Quantitative Assessment of Particulate Matter Biodistribution Using 14C-Nanotracing and Accelerator Mass Spectrometry

Abstract

Particulate matter (PM) poses a major health risk, yet quantifying the biodistribution of inhaled PM at an environmentally relevant concentration remains analytically challenging. Here, we developed a 14C-nanotracing platform integrated with accelerator mass spectrometry (AMS) to achieve subpicogram sensitivity for organ-level quantification of inhaled PM. 14C-labeled black carbon PM was generated via pyrolysis of 14C-n-hexane and introduced into a controlled inhalation chamber.

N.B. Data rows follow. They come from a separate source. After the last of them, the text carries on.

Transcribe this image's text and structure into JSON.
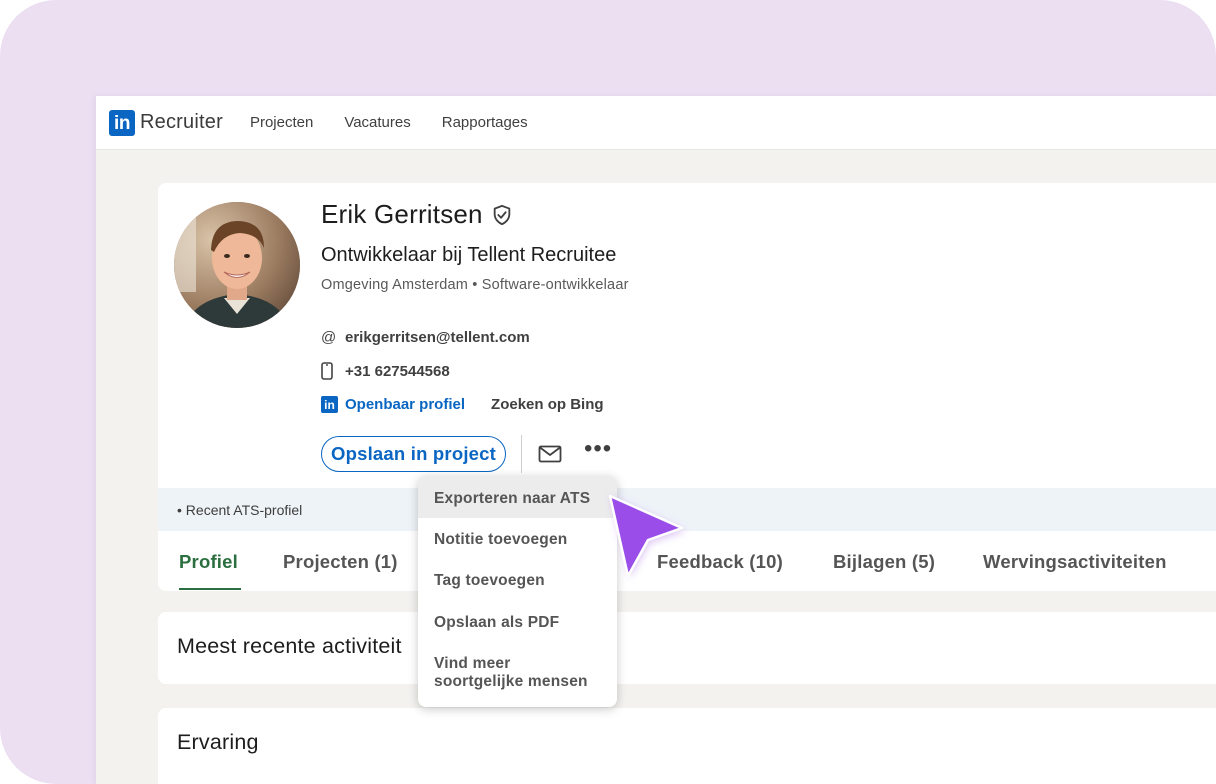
{
  "nav": {
    "logo_badge": "in",
    "brand": "Recruiter",
    "links": [
      "Projecten",
      "Vacatures",
      "Rapportages"
    ]
  },
  "profile": {
    "name": "Erik Gerritsen",
    "headline": "Ontwikkelaar bij Tellent Recruitee",
    "meta": "Omgeving Amsterdam • Software-ontwikkelaar",
    "email_icon": "@",
    "email": "erikgerritsen@tellent.com",
    "phone": "+31 627544568",
    "public_profile_badge": "in",
    "public_profile_link": "Openbaar profiel",
    "bing_link": "Zoeken op Bing",
    "save_button": "Opslaan in project",
    "more_button": "•••",
    "ats_note": "• Recent ATS-profiel"
  },
  "tabs": [
    {
      "label": "Profiel",
      "active": true
    },
    {
      "label": "Projecten (1)",
      "active": false
    },
    {
      "label": "Feedback (10)",
      "active": false
    },
    {
      "label": "Bijlagen (5)",
      "active": false
    },
    {
      "label": "Wervingsactiviteiten",
      "active": false
    }
  ],
  "sections": {
    "activity_title": "Meest recente activiteit",
    "experience_title": "Ervaring"
  },
  "dropdown": {
    "items": [
      {
        "label": "Exporteren naar ATS",
        "highlighted": true
      },
      {
        "label": "Notitie toevoegen",
        "highlighted": false
      },
      {
        "label": "Tag toevoegen",
        "highlighted": false
      },
      {
        "label": "Opslaan als PDF",
        "highlighted": false
      },
      {
        "label": "Vind meer\nsoortgelijke mensen",
        "highlighted": false
      }
    ]
  },
  "colors": {
    "background": "#ecdff2",
    "linkedin_blue": "#0a66c2",
    "active_tab": "#2b6e3f",
    "cursor": "#9b4dea",
    "ats_strip": "#eef3f8"
  },
  "icons": [
    "verified-shield-icon",
    "at-icon",
    "phone-icon",
    "linkedin-icon",
    "mail-icon",
    "more-icon",
    "pointer-cursor-icon"
  ]
}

ICR mice (n = 7) were exposed to short-intense (1 h, high concentration) and long-mild (3 h day–1 for 7 days, low concentration) protocols to represent acute and subchronic exposure conditions. Quantitative AMS analysis revealed systemic translocation of carbonaceous PM, with organ burdens following the order lung > liver > kidney > brain. After short-term exposure, 360 pg accumulated in the liver, 120 pg in the kidney, and 4.8 pg in brain tissue, whereas prolonged exposure increased these burdens by 3–6-fold, reaching 15 pg in the brain. These findings indicate substantial retention of PM across multiple organs including neural tissues of the brain. This 14C-nanotracing approach enables a quantitative framework for linking inhaled PM exposure to systemic burden, supporting toxicokinetic modeling and evidence-based air quality regulation.